Sachliche Debatte und Diskussion sind offenbar nicht so die Sache des künftigen SPÖ-Chefs
Mit großer Verwunderung nimmt ÖVP-Klubobmann Wolfgang Mayer die Tatsache zur Kenntnis, dass der designierte SPÖ-Chef und selbsternannte Vorkämpfer für die Interessen der Pflege, Peter Eder, heute nicht im Landtag zur Diskussion über die Pflegepetition erschienen ist, die er selber eingeleitet hat.
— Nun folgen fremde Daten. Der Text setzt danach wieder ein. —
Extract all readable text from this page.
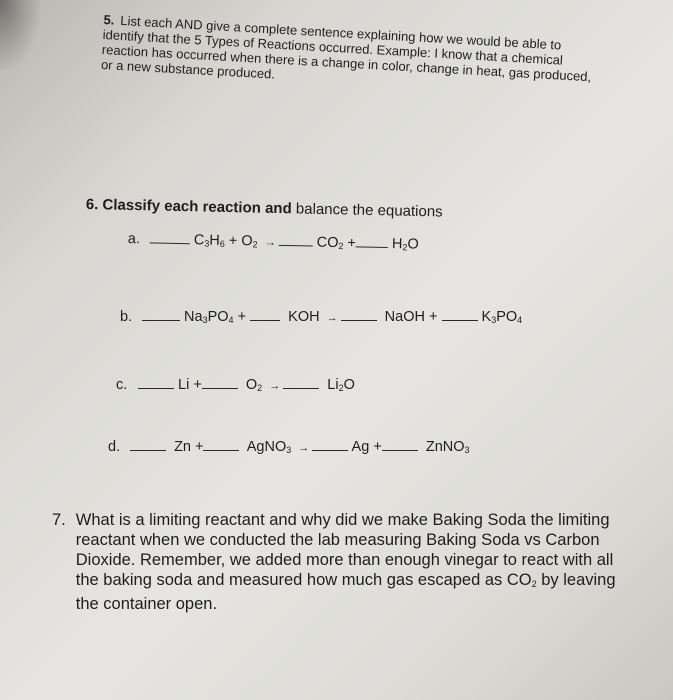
5. List each AND give a complete sentence explaining how we would be able to identify that the 5 Types of Reactions occurred. Example: I know that a chemical reaction has occurred when there is a change in color, change in heat, gas produced, or a new substance produced.
6. Classify each reaction and balance the equations
a.	$C_3H_6 + O_2$ →	$CO_2 + H_2O$
b.	$Na_3PO_4$ +	KOH →	NaOH +	$K_3PO_4$
c.	Li +	$O_2$ →	$Li_2O$
d.	Zn +	AgNO$_3$ →	Ag +	ZnNO$_3$
7. What is a limiting reactant and why did we make Baking Soda the limiting reactant when we conducted the lab measuring Baking Soda vs Carbon Dioxide. Remember, we added more than enough vinegar to react with all the baking soda and measured how much gas escaped as $CO_2$ by leaving the container open.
„Dass sich Eder heute nicht getraut hat, sich einer sachlichen Diskussion mit Expertinnen und Experten im Landtag zu stellen, lässt für mich 3 Schlüsse zu:
Erstens ist Herrn Eder das Thema Pflege wohl tatsächlich nicht so wichtig, wie er versucht es darzustellen. Sonst hätte er heute nichts anderes und Wichtigeres vor. Das entlarvt, dass er das Thema nur parteipolitisch genutzt und hochgespielt hat, um sich als künftiger SPÖ-Chef in Stellung zu bringen und nicht, weil es ihm um die Sache geht.
Zweitens ist er in der Sache wohl inhaltlich überfordert, weil er sich vor einer Debatte in Anwesenheit zahlreicher Expertinnen und Experten im Landtag drückt. Vermutlich fürchtet er, dass seine Aussagen zur Pflegesituation im Land inhaltlich genauso zerpflückt und entlarvt werden, wie seine erschreckende Unwissenheit in Sachen Landesförderungen und Kürzung derselben.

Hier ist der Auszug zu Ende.